5. Commitment to Boosting Intra-African Trade in Agricultural Commodities & Services

  • Triple intra-Africa trade in agricultural commodities
  • Fast track continental free trade area & transition to a continental Common External tariff scheme

6. Commitment to Enhancing Resilience in livelihoods & production systems to climate variability and other shocks

7. Commitment to Mutual Accountability to Actions and Results

  • Through the CAADP Result Framework - conduct a biennial Agricultural Review Process

The African Union Summit held in Malabo in 2014 also made a declaration on Nutrition Security for Inclusive Economic Growth and Sustainable Development in Africa (Assembly/AU/Decl.4(XXIII).
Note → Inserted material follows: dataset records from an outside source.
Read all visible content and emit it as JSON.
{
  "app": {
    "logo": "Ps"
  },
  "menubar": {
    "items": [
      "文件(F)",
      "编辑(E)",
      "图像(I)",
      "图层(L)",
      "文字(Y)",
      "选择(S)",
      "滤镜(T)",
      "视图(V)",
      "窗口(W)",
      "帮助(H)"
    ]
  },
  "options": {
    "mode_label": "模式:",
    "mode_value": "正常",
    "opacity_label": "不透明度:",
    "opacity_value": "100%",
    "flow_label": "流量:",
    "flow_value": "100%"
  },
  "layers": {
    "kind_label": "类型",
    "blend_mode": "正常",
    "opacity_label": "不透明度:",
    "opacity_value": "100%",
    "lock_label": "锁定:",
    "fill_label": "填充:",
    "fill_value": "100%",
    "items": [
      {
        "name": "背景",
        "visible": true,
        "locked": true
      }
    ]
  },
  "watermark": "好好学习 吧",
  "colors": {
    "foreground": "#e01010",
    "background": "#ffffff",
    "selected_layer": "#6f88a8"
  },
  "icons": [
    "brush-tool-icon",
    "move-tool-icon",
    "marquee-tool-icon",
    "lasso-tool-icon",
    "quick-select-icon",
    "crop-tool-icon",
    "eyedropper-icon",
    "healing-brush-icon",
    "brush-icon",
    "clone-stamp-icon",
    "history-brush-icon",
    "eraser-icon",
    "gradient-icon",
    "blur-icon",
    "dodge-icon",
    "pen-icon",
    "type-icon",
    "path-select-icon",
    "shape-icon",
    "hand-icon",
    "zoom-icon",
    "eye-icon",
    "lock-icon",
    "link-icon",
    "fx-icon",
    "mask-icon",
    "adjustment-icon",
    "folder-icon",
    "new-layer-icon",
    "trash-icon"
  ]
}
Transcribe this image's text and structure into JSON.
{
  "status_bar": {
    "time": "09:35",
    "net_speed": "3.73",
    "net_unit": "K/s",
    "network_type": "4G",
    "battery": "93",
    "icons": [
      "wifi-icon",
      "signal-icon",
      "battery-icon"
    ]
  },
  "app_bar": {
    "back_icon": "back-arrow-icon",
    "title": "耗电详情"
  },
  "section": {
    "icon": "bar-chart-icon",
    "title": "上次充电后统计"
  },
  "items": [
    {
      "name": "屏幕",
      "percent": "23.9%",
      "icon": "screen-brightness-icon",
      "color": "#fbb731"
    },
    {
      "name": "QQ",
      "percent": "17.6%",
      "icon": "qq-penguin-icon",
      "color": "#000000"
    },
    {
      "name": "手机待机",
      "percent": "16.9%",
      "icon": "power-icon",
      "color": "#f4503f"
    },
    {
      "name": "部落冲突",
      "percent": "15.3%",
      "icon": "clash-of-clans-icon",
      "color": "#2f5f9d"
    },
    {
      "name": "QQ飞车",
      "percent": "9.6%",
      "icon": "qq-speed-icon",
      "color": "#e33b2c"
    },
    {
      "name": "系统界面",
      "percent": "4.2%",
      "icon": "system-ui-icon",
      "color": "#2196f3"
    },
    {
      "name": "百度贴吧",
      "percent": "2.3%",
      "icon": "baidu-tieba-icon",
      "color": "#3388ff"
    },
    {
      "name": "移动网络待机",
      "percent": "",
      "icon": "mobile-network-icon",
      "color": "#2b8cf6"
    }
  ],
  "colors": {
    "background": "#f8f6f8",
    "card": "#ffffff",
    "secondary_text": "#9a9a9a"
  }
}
The declaration includes the following commitments:

  • Reaffirmation of the commitment to end hunger by 2025 through strengthening of development policies as an effective investment in the human capital in countries;
  • Commitment to ending child stunting bringing down stunting to 10% and underweight to 5% by 2025 and in particular, focusing on the first 1000 Days as the only window of opportunity during which permanent and irreversible physical and mental damage would be avoided; and
  • Commitment to positioning this goal as a high-level objective in national development plans and strategies, and to establish long-term targets that give all children equal chance for success, by eliminating the additional barriers imposed by child under-nutrition.

To strengthen mutual accountability and achieve the CAADP/Malabo goals and targets, African Member States agreed to report biennially on implementation progress on the two declarations. The first biennial report was presented to the African Union Summit in January 2018.